The consistency of arithmetic from a point of view of constructive tableau method with strong negation, Part I: the system without complete induction

TL;DR

This paper proves the consistency of arithmetic without complete induction using a constructive tableau method with strong negation, establishing cut elimination, disjunction property, and existence property.

Contribution

It introduces a novel proof of consistency for arithmetic without complete induction via tableau systems and cut elimination theorems, with simplified proofs leveraging the disjunction property.

Findings

Proved the consistency of arithmetic without complete induction.

Established cut elimination theorems for the tableau system SN and its subsystem PCN.

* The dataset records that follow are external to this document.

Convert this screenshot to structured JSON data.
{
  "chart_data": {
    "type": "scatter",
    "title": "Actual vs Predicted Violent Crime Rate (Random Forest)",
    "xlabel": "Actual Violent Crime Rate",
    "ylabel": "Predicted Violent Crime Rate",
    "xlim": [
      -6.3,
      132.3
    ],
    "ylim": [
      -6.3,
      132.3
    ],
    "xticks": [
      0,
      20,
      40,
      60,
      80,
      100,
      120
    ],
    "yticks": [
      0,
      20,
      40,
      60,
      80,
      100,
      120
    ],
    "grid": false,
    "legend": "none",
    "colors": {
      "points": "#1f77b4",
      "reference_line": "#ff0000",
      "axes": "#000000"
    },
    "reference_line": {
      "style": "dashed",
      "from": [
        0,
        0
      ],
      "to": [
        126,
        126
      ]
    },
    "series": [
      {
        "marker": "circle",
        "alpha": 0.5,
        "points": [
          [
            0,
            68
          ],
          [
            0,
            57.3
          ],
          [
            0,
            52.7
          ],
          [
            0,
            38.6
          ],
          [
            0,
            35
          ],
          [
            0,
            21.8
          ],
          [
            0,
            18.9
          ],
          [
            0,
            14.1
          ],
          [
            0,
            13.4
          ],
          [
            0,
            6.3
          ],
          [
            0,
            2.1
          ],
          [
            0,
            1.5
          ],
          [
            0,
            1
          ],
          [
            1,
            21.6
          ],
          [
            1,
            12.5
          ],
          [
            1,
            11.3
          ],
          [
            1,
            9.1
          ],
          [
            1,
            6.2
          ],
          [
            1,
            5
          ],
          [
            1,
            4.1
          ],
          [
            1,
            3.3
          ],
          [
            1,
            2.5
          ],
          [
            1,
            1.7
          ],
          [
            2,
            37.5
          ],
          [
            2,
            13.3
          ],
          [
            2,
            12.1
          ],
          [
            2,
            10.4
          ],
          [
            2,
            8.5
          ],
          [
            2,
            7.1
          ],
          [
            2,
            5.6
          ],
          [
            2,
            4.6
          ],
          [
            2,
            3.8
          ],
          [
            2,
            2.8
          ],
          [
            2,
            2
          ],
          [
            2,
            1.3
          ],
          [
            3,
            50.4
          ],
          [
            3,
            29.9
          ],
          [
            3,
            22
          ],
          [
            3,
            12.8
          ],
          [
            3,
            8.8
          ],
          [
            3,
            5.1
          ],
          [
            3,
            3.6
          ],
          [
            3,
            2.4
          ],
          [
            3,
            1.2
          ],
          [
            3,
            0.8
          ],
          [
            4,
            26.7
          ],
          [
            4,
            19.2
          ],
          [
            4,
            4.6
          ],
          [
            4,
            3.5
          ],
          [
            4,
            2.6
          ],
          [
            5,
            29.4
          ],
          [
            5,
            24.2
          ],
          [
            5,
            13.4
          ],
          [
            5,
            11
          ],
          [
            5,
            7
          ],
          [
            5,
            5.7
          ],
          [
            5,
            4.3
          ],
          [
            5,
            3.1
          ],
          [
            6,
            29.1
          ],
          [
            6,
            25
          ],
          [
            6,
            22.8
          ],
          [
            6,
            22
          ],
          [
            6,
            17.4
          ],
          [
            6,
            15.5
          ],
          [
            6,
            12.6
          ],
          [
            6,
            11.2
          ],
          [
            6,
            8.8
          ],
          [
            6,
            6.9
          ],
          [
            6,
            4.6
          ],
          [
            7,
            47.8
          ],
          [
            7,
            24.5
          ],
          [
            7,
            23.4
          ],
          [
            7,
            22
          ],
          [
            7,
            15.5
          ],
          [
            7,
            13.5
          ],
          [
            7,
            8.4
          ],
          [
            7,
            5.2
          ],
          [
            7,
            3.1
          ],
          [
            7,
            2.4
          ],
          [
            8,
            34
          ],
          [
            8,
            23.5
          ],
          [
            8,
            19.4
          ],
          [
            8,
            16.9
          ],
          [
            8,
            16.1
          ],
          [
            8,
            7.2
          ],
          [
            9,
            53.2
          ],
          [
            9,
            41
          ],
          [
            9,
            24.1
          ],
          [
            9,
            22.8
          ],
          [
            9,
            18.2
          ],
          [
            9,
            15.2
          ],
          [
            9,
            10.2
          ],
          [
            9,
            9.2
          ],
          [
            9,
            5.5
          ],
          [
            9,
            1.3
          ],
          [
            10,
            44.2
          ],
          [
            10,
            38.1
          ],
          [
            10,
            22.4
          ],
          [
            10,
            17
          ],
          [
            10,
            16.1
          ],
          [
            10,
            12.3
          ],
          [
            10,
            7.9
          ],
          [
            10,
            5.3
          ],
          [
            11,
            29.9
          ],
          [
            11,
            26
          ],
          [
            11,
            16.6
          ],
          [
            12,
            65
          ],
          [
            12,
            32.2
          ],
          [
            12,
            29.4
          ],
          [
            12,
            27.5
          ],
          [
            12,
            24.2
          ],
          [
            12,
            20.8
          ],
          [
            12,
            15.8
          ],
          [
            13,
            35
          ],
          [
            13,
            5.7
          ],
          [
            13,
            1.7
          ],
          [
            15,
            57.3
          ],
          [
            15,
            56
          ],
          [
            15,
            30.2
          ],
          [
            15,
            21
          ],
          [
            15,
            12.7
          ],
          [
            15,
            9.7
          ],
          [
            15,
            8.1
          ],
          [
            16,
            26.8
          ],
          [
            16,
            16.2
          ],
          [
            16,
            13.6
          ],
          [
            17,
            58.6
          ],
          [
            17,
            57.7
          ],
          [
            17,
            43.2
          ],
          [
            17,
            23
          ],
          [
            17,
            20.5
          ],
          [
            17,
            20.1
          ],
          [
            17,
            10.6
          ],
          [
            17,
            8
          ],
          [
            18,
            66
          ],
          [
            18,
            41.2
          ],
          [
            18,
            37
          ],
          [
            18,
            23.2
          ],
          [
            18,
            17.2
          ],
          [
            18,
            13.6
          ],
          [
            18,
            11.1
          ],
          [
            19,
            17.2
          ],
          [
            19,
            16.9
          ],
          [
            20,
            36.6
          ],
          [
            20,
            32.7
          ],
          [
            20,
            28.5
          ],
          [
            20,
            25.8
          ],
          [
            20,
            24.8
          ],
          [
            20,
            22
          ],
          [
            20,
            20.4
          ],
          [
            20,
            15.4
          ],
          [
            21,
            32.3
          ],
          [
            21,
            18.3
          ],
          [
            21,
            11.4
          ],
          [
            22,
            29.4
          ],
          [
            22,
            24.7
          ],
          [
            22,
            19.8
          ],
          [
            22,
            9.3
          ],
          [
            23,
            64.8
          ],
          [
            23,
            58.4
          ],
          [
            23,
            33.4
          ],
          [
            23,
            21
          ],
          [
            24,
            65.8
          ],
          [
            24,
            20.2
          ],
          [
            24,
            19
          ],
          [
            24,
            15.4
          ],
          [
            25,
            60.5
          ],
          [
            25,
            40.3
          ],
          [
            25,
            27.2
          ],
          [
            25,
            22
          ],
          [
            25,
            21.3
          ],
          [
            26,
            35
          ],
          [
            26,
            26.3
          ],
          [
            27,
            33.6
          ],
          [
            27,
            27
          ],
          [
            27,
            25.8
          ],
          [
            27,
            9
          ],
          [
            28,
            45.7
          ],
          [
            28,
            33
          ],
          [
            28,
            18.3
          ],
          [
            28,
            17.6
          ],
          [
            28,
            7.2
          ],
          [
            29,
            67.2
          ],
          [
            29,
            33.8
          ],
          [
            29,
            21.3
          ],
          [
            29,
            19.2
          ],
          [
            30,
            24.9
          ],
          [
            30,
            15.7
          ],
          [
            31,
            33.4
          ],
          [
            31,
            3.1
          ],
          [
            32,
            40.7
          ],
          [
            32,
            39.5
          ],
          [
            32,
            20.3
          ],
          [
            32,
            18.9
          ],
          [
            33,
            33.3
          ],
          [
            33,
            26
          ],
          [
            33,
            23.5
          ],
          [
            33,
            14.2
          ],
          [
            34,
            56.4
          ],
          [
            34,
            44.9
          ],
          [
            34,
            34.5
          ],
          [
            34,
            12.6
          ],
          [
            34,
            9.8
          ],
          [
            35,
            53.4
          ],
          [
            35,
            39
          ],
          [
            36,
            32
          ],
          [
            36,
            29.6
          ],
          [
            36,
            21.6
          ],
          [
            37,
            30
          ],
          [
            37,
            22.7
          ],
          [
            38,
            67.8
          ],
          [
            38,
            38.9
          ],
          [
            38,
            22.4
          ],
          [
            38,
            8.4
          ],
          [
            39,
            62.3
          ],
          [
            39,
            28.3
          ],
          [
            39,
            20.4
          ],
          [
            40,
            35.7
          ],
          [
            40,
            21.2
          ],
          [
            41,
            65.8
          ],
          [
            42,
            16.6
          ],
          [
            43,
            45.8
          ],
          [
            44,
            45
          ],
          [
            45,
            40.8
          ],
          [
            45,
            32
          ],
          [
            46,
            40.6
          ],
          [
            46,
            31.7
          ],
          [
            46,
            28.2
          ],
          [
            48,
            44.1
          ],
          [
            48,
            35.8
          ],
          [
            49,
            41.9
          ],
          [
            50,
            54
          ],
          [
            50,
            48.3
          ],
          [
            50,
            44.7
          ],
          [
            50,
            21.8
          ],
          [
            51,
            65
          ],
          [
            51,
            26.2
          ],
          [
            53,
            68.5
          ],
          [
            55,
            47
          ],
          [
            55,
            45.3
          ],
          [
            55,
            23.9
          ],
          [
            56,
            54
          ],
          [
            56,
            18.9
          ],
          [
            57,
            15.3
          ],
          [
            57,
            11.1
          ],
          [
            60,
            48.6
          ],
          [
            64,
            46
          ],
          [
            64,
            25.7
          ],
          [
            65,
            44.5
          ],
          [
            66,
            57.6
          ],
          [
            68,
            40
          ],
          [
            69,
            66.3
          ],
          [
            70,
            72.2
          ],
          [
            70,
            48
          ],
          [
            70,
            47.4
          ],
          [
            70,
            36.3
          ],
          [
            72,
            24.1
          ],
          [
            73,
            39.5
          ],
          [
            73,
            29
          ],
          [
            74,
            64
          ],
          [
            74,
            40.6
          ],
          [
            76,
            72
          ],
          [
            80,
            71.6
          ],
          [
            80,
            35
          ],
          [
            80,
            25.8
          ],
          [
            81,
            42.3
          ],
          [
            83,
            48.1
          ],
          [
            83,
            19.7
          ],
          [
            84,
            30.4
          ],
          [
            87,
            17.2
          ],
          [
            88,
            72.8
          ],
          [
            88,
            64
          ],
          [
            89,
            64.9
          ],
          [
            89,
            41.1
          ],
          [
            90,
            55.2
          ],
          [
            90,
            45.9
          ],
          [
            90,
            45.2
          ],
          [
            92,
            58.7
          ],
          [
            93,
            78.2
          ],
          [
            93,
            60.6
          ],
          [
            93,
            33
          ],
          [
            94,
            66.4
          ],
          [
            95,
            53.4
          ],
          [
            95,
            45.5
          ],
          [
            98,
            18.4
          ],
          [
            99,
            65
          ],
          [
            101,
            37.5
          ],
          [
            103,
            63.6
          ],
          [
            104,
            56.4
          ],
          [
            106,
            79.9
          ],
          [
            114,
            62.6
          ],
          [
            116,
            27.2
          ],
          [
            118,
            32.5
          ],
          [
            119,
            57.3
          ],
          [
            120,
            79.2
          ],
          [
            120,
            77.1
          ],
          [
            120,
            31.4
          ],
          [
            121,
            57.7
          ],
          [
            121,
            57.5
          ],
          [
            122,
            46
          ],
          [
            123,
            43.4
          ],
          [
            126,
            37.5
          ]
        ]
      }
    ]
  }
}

Demonstrated the disjunction property and existence property for SN.

Abstract

In this Part I, we shall prove the consistency of arithmetic without complete induction from a point of view of strong negation, using its embedding to the tableau system $\bf SN$ of constructive arithmetic with strong negation without complete induction, for which two types of cut elimination theorems hold. One is $\bf SN$-cut elimination theorem for the full system $\bf SN$. The other is $\bf PCN$-cut elimination theorem for a proposed subsystem $\bf PCN$ of $\bf SN$. The disjunction property and the E-theorem (existence property) for $\bf SN$ are also proved. As a novelty, we shall give a simple proof of a restricted version of $\bf SN$-cut elimination theorem as an application of the disjunction property, using $\bf PCN$-cut elimination theorem.